The "Renminbi Bloc": China's next step to the end of dollar supremacy

China has quietly taken a huge step toward supplanting the dollar as the world’s reserve currency.

A report from the Peterson Institute for International Economics concludes a “renminbi bloc” has formed in East Asia. That is, since the Panic of 2008, seven out of 10 major economies in East Asia have tracked the renminbi closer than the dollar. That includes South Korea, Indonesia, Malaysia, Singapore and Thailand.

The lone holdouts are Hong Kong, Vietnam and Mongolia.

Indeed the report finds the currency’s influence extending beyond China’s backyard. Turns out the renminbi is now the dominant reference currency in India, South Africa, and Chile.

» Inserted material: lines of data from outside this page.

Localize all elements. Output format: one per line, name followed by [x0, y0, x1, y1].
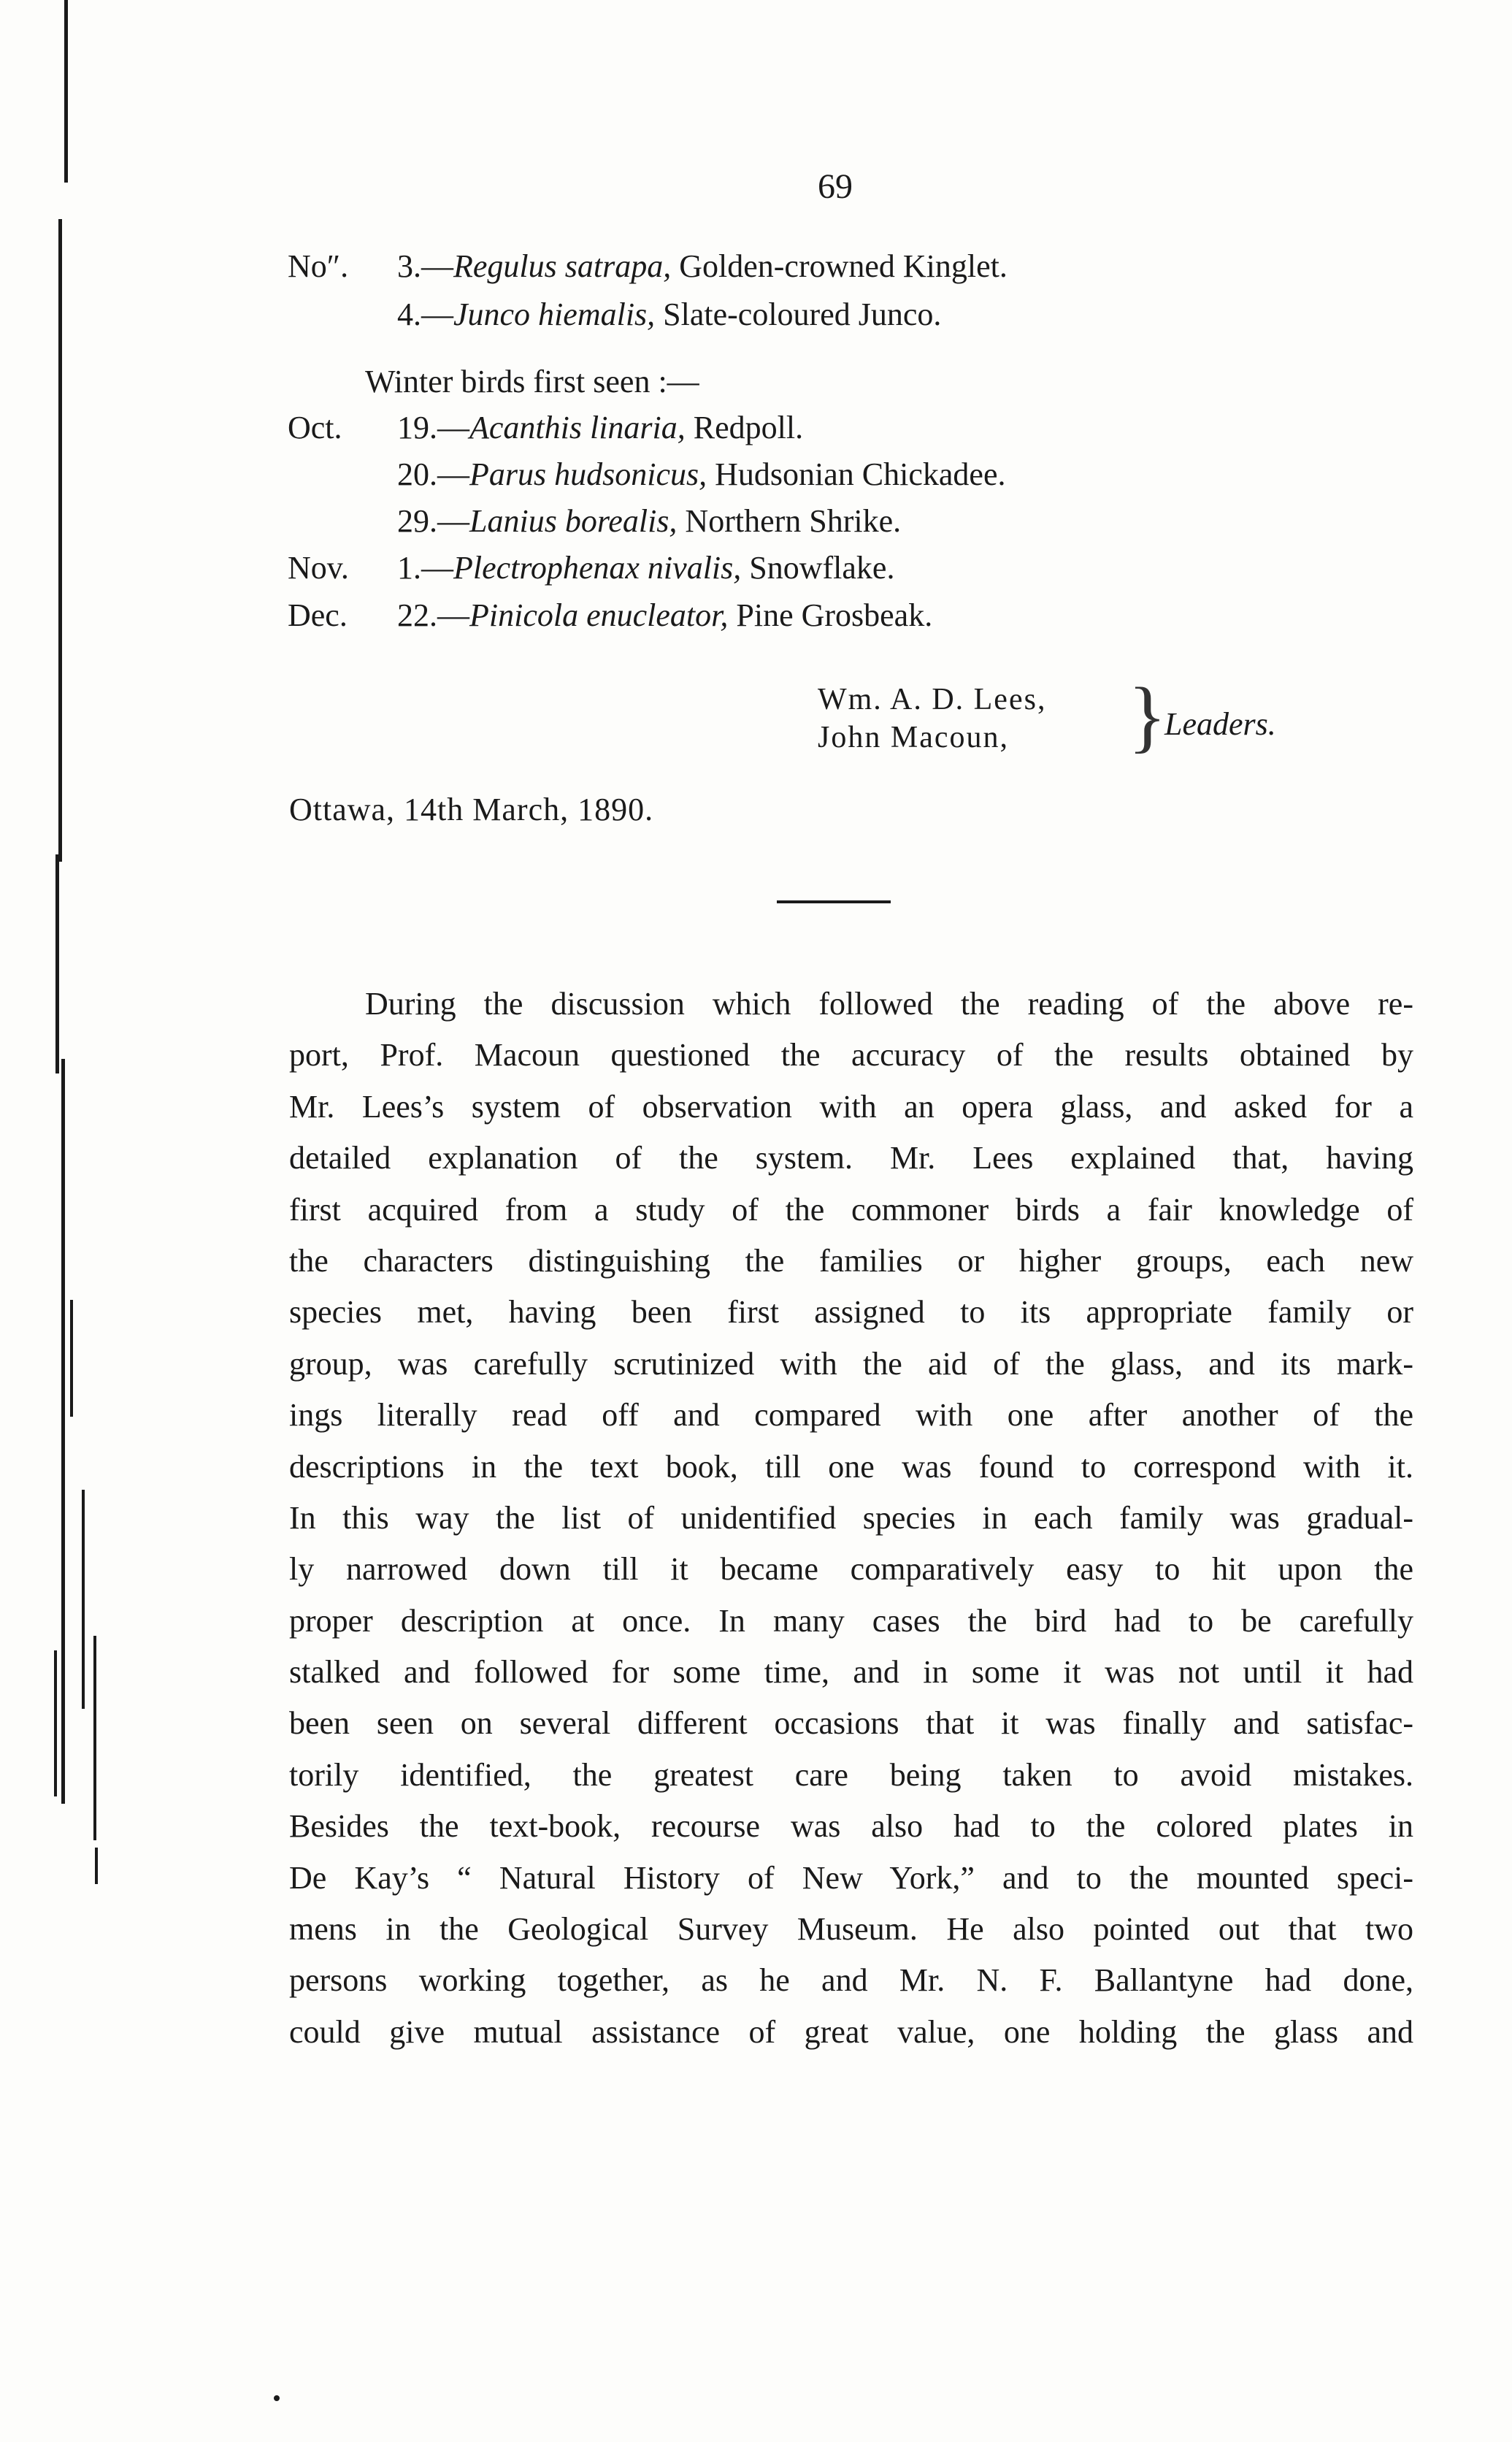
signature-block: [818, 681, 1046, 757]
species-name: Junco hiemalis,: [453, 296, 656, 332]
species-name: Regulus satrapa,: [453, 248, 672, 284]
gutter-line: [61, 1059, 65, 1804]
list-day: 22.—: [397, 597, 469, 633]
gutter-line: [70, 1300, 73, 1417]
gutter-line: [82, 1490, 85, 1709]
list-day: 20.—: [397, 456, 469, 492]
text-line: Mr. Lees’s system of observation with an opera glass, and asked for a: [289, 1088, 1413, 1125]
species-name: Plectrophenax nivalis,: [453, 550, 742, 586]
text-line: proper description at once. In many cases the bird had to be carefully: [289, 1602, 1413, 1639]
list-item: [288, 296, 941, 333]
text-line: ings literally read off and compared with one after another of the: [289, 1397, 1413, 1434]
text-line: persons working together, as he and Mr. N. F. Ballantyne had done,: [289, 1962, 1413, 1999]
species-name: Lanius borealis,: [469, 503, 678, 539]
list-day: 19.—: [397, 410, 469, 445]
species-name: Pinicola enucleator,: [469, 597, 729, 633]
gutter-line: [93, 1636, 96, 1840]
gutter-line: [54, 1650, 57, 1796]
list-month: Oct.: [288, 410, 342, 445]
text-line: the characters distinguishing the families or higher groups, each new: [289, 1242, 1413, 1279]
text-line: detailed explanation of the system. Mr. Lees explained that, having: [289, 1140, 1413, 1176]
body-paragraph: [289, 979, 1413, 2058]
text-line: could give mutual assistance of great value, one holding the glass and: [289, 2013, 1413, 2050]
gutter-line: [55, 854, 59, 1073]
common-name: Snowflake.: [741, 550, 895, 586]
signatory-name: Wm. A. D. Lees,: [818, 683, 1047, 716]
text-line: ly narrowed down till it became comparatively easy to hit upon the: [289, 1551, 1413, 1588]
gutter-line: [58, 219, 62, 862]
list-day: 1.—: [397, 550, 453, 586]
text-line: group, was carefully scrutinized with the aid of the glass, and its mark-: [289, 1345, 1413, 1382]
species-name: Parus hudsonicus,: [469, 456, 707, 492]
list-item: [288, 248, 1008, 285]
section-divider: [777, 900, 891, 903]
place-date: Ottawa, 14th March, 1890.: [289, 792, 654, 827]
text-line: mens in the Geological Survey Museum. He also pointed out that two: [289, 1911, 1413, 1948]
signatory-role: Leaders.: [1164, 706, 1276, 742]
common-name: Pine Grosbeak.: [728, 597, 933, 633]
page-number: 69: [818, 167, 853, 206]
common-name: Northern Shrike.: [677, 503, 902, 539]
text-line: species met, having been first assigned to its appropriate family or: [289, 1294, 1413, 1331]
text-line: torily identified, the greatest care being taken to avoid mistakes.: [289, 1756, 1413, 1793]
common-name: Slate-coloured Junco.: [655, 296, 942, 332]
gutter-line: [95, 1848, 98, 1884]
text-line: In this way the list of unidentified species in each family was gradual-: [289, 1499, 1413, 1536]
list-month: No″.: [288, 248, 349, 284]
list-day: 4.—: [397, 296, 453, 332]
text-line: Besides the text-book, recourse was also had to the colored plates in: [289, 1808, 1413, 1845]
list-item: [288, 409, 803, 446]
text-line: port, Prof. Macoun questioned the accuracy of the results obtained by: [289, 1037, 1413, 1073]
species-name: Acanthis linaria,: [469, 410, 686, 445]
signatory-name: John Macoun,: [818, 721, 1009, 754]
text-line: first acquired from a study of the commoner birds a fair knowledge of: [289, 1191, 1413, 1228]
stray-dot: [274, 2395, 280, 2401]
list-month: Dec.: [288, 597, 348, 633]
common-name: Redpoll.: [685, 410, 804, 445]
list-item: [288, 597, 932, 634]
text-line: descriptions in the text book, till one was found to correspond with it.: [289, 1448, 1413, 1485]
text-line: stalked and followed for some time, and in some it was not until it had: [289, 1654, 1413, 1691]
gutter-line: [64, 0, 68, 183]
common-name: Golden-crowned Kinglet.: [671, 248, 1008, 284]
list-day: 29.—: [397, 503, 469, 539]
brace-glyph: }: [1128, 671, 1167, 760]
common-name: Hudsonian Chickadee.: [707, 456, 1006, 492]
text-line: been seen on several different occasions that it was finally and satisfac-: [289, 1705, 1413, 1742]
list-item: [288, 456, 1005, 493]
list-item: [288, 549, 894, 586]
list-item: [288, 502, 901, 540]
text-line: De Kay’s “ Natural History of New York,” and to the mounted speci-: [289, 1859, 1413, 1896]
text-line: During the discussion which followed the reading of the above re-: [365, 986, 1413, 1022]
list-day: 3.—: [397, 248, 453, 284]
list-month: Nov.: [288, 550, 349, 586]
winter-heading: Winter birds first seen :—: [365, 364, 699, 399]
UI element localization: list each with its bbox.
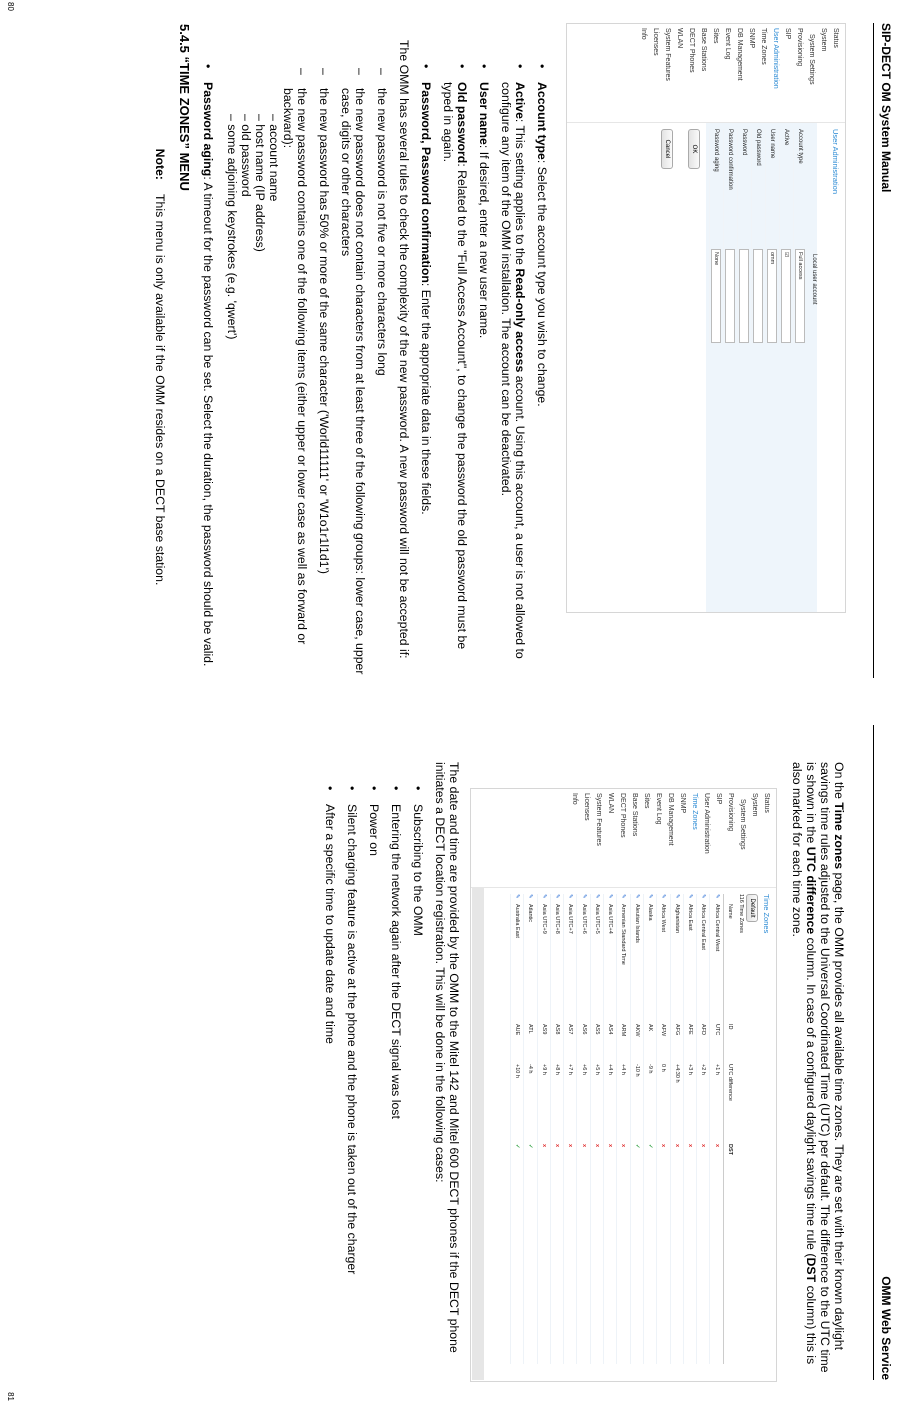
tz-utc: +8 h	[554, 1064, 560, 1075]
table-row	[510, 894, 523, 1364]
tz-id: UTC	[713, 1024, 720, 1036]
tz-id: AS5	[593, 1024, 600, 1035]
tz-name: Asia UTC+4	[607, 904, 614, 934]
nav-item[interactable]: WLAN	[676, 28, 683, 49]
tz-id: AKW	[633, 1024, 640, 1037]
tz-name: Afghanistan	[673, 904, 680, 934]
edit-pencil-icon[interactable]: ✎	[620, 894, 627, 899]
note-text: This menu is only available if the OMM resides on a DECT base station.	[153, 194, 167, 586]
table-row	[590, 894, 603, 1364]
tz-name: Asia UTC+6	[580, 904, 587, 934]
bullet-item: • User name: If desired, enter a new user name.	[477, 60, 491, 680]
tz-name: Asia UTC+9	[540, 904, 547, 934]
tz-utc: -9 h	[647, 1064, 654, 1074]
nav-item[interactable]: System	[751, 793, 758, 817]
nav-item[interactable]: Event Log	[655, 793, 662, 825]
cross-icon: x	[593, 1144, 600, 1148]
edit-pencil-icon[interactable]: ✎	[593, 894, 600, 899]
nav-item[interactable]: Status	[832, 28, 839, 48]
column-header[interactable]: Name	[726, 904, 733, 919]
tz-id: AK	[647, 1024, 654, 1032]
table-row	[550, 894, 563, 1364]
form-row	[751, 129, 765, 343]
column-header[interactable]: DST	[726, 1144, 733, 1155]
cross-icon: x	[580, 1144, 587, 1148]
sub-items	[225, 110, 281, 680]
field-label: Account type	[797, 129, 804, 164]
table-row	[643, 894, 656, 1364]
horizontal-scrollbar[interactable]	[472, 888, 484, 1380]
tz-utc: +4:30 h	[673, 1064, 680, 1083]
tz-name: Africa Central East	[700, 904, 707, 950]
nav-item[interactable]: WLAN	[607, 793, 614, 814]
cross-icon: x	[686, 1144, 693, 1148]
nav-item[interactable]: SNMP	[748, 28, 755, 49]
nav-item[interactable]: Provisioning	[727, 793, 734, 832]
tz-utc: +2 h	[700, 1064, 707, 1075]
field-label: User name	[769, 129, 776, 159]
check-icon: ✓	[527, 1144, 534, 1149]
tz-name: Alaska	[647, 904, 654, 921]
nav-item[interactable]: Info	[640, 28, 647, 40]
nav-item[interactable]: Licenses	[583, 793, 590, 821]
table-row	[630, 894, 643, 1364]
check-icon: ✓	[647, 1144, 654, 1149]
bullet-item: • Active: This setting applies to the Read-only access account. Using this account, a user is not allowed to configure any item of the OMM installation. The account can be deactivated.	[499, 60, 527, 680]
tz-id: AS8	[554, 1024, 560, 1035]
edit-pencil-icon[interactable]: ✎	[686, 894, 693, 899]
nav-item[interactable]: System	[820, 28, 827, 52]
field-input[interactable]: omm	[768, 249, 778, 343]
page-number: 80	[6, 2, 15, 11]
rule-item: – the new password has 50% or more of the same character ('World11111' or 'W1o1r1l1d1')	[317, 66, 331, 680]
right-page	[0, 702, 901, 1403]
form-row	[765, 129, 779, 343]
nav-item[interactable]: SIP	[715, 793, 722, 805]
nav-item[interactable]: Status	[763, 793, 770, 813]
sub-item: – host name (IP address)	[253, 114, 267, 252]
tz-id: AS6	[580, 1024, 587, 1035]
sub-item: – old password	[239, 114, 253, 197]
tz-name: Africa East	[686, 904, 693, 931]
cross-icon: x	[660, 1144, 667, 1148]
cross-icon: x	[713, 1144, 720, 1148]
tz-utc: +10 h	[514, 1064, 521, 1078]
field-label: Password confirmation	[727, 129, 734, 190]
table-row	[656, 894, 669, 1364]
aging-item: • Password aging: A timeout for the password can be set. Select the duration, the password should be valid.	[201, 60, 215, 680]
tz-id: ATL	[527, 1024, 534, 1034]
nav-item[interactable]: System Settings	[739, 799, 746, 850]
field-input[interactable]: ☑	[782, 249, 792, 343]
nav-item[interactable]: Info	[571, 793, 578, 805]
tz-utc: +4 h	[620, 1064, 627, 1075]
right-body	[315, 762, 461, 1374]
rules-list	[281, 66, 389, 680]
rule-item: – the new password does not contain characters from at least three of the following groups: lower case, upper case, digits or other characters	[339, 66, 367, 680]
form-row	[723, 129, 737, 343]
cross-icon: x	[554, 1144, 560, 1148]
form-row	[779, 129, 793, 343]
tz-table	[510, 894, 736, 1364]
header-rule	[873, 23, 874, 678]
edit-pencil-icon[interactable]: ✎	[554, 894, 560, 899]
page-number: 81	[6, 1392, 15, 1401]
case-item: • Entering the network again after the DECT signal was lost	[389, 782, 403, 1374]
check-icon: ✓	[514, 1144, 521, 1149]
column-header[interactable]: ID	[726, 1024, 733, 1030]
sub-item: – some adjoining keystrokes (e.g. 'qwert')	[225, 114, 239, 340]
rules-intro: The OMM has several rules to check the complexity of the new password. A new password will not be accepted if:	[397, 40, 411, 659]
table-row	[670, 894, 683, 1364]
tz-name: Armenian Standard Time	[620, 904, 627, 965]
header-rule	[873, 725, 874, 1380]
tz-name: Asia UTC+5	[593, 904, 600, 934]
nav-sidebar	[567, 24, 845, 123]
nav-item[interactable]: Base Stations	[700, 28, 707, 72]
field-input[interactable]	[740, 249, 750, 343]
intro-paragraph: On the Time zones page, the OMM provides all available time zones. They are set with their known daylight savings time rules adjusted to the Universal Coordinated Time (UTC) per default. The difference to the UTC time is shown in the UTC difference column. In case of a configured daylight savings time rule (DST column) this is also marked for each time zone.	[790, 762, 846, 1373]
bullet-item: • Account type: Select the account type you wish to change.	[535, 60, 549, 680]
tz-id: AFW	[660, 1024, 667, 1037]
case-item: • Silent charging feature is active at the phone and the phone is taken out of the charger	[345, 782, 359, 1374]
left-page	[0, 0, 901, 701]
tz-utc: 0 h	[660, 1064, 667, 1072]
tz-utc: +4 h	[607, 1064, 614, 1075]
tz-name: Aleutian Islands	[633, 904, 640, 943]
left-body	[153, 24, 549, 680]
tz-name: Africa Central West	[713, 904, 720, 952]
field-label: Active	[783, 129, 790, 146]
tz-utc: +5 h	[593, 1064, 600, 1075]
nav-item[interactable]: System Settings	[808, 34, 815, 85]
nav-item[interactable]: System Features	[664, 28, 671, 81]
bullet-item: • Password, Password confirmation: Enter the appropriate data in these fields.	[419, 60, 433, 680]
para-dect: The date and time are provided by the OMM to the Mitel 142 and Mitel 600 DECT phones if the DECT phone initiates a DECT location registration. This will be done in the following cases:	[433, 762, 461, 1353]
table-row	[696, 894, 709, 1364]
aging-bullets	[201, 60, 215, 680]
edit-pencil-icon[interactable]: ✎	[673, 894, 680, 899]
tz-id: AS7	[567, 1024, 574, 1035]
cross-icon: x	[673, 1144, 680, 1148]
page-title: User Administration	[831, 129, 840, 195]
table-row	[563, 894, 576, 1364]
nav-item[interactable]: Event Log	[724, 28, 731, 60]
field-label: Old password	[755, 129, 762, 166]
tz-name: Asia UTC+7	[567, 904, 574, 934]
edit-pencil-icon[interactable]: ✎	[700, 894, 707, 899]
table-row	[523, 894, 536, 1364]
tz-utc: +3 h	[686, 1064, 693, 1075]
table-row	[576, 894, 589, 1364]
tz-utc: +7 h	[567, 1064, 574, 1075]
nav-item[interactable]: DECT Phones	[688, 28, 695, 73]
nav-sidebar	[471, 789, 776, 888]
cross-icon: x	[700, 1144, 707, 1148]
nav-item[interactable]: User Administration	[703, 793, 710, 854]
nav-item[interactable]: Base Stations	[631, 793, 638, 837]
case-item: • Subscribing to the OMM	[411, 782, 425, 1374]
cases-list	[323, 782, 425, 1374]
nav-item[interactable]: SIP	[784, 28, 791, 40]
tz-id: ARM	[620, 1024, 627, 1037]
field-input[interactable]	[754, 249, 764, 343]
time-zones-screenshot	[470, 788, 777, 1382]
edit-pencil-icon[interactable]: ✎	[527, 894, 534, 899]
table-row	[709, 894, 722, 1364]
column-header[interactable]: UTC difference	[726, 1064, 733, 1101]
cross-icon: x	[540, 1144, 547, 1148]
nav-item[interactable]: Time Zones	[691, 793, 698, 830]
cross-icon: x	[620, 1144, 627, 1148]
cross-icon: x	[607, 1144, 614, 1148]
tz-name: Australia East	[514, 904, 521, 938]
edit-pencil-icon[interactable]: ✎	[580, 894, 587, 899]
table-row	[603, 894, 616, 1364]
tz-id: AS9	[540, 1024, 547, 1035]
page-title: Time Zones	[762, 894, 771, 934]
edit-pencil-icon[interactable]: ✎	[607, 894, 614, 899]
ok-button[interactable]: OK	[688, 129, 700, 169]
nav-item[interactable]: System Features	[595, 793, 602, 846]
note	[153, 120, 167, 680]
case-item: • After a specific time to update date and time	[323, 782, 337, 1374]
case-item: • Power on	[367, 782, 381, 1374]
tz-id: AFE	[686, 1024, 693, 1035]
field-label: Password aging	[713, 129, 720, 172]
form-row	[709, 129, 723, 343]
edit-pencil-icon[interactable]: ✎	[633, 894, 640, 899]
nav-item[interactable]: Licenses	[652, 28, 659, 56]
tz-utc: -10 h	[633, 1064, 640, 1077]
section-label: Local user account	[811, 254, 817, 305]
nav-item[interactable]: DECT Phones	[619, 793, 626, 838]
table-row	[616, 894, 629, 1364]
nav-item[interactable]: Provisioning	[796, 28, 803, 67]
account-form	[709, 129, 817, 343]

“China has long vowed to raise its currency’s global sway, along with the rise of its economy, which became the world’s second-biggest last year,” crows a China Daily story summarizing the report.

“There’s been no question whatsoever,” mused Chuck Butler in this space last June, “that the Chinese have gone well down the road to removing the dollar as the reserve currency of the world.

“It will take time, lots of time, but the Chinese have awaken from their slumber, and everything they’ve put their minds to, they’ve accomplished. They wanted to be the biggest exporter, and now they are. They wanted to pass Japan as the second-largest economy in the world, and they did.”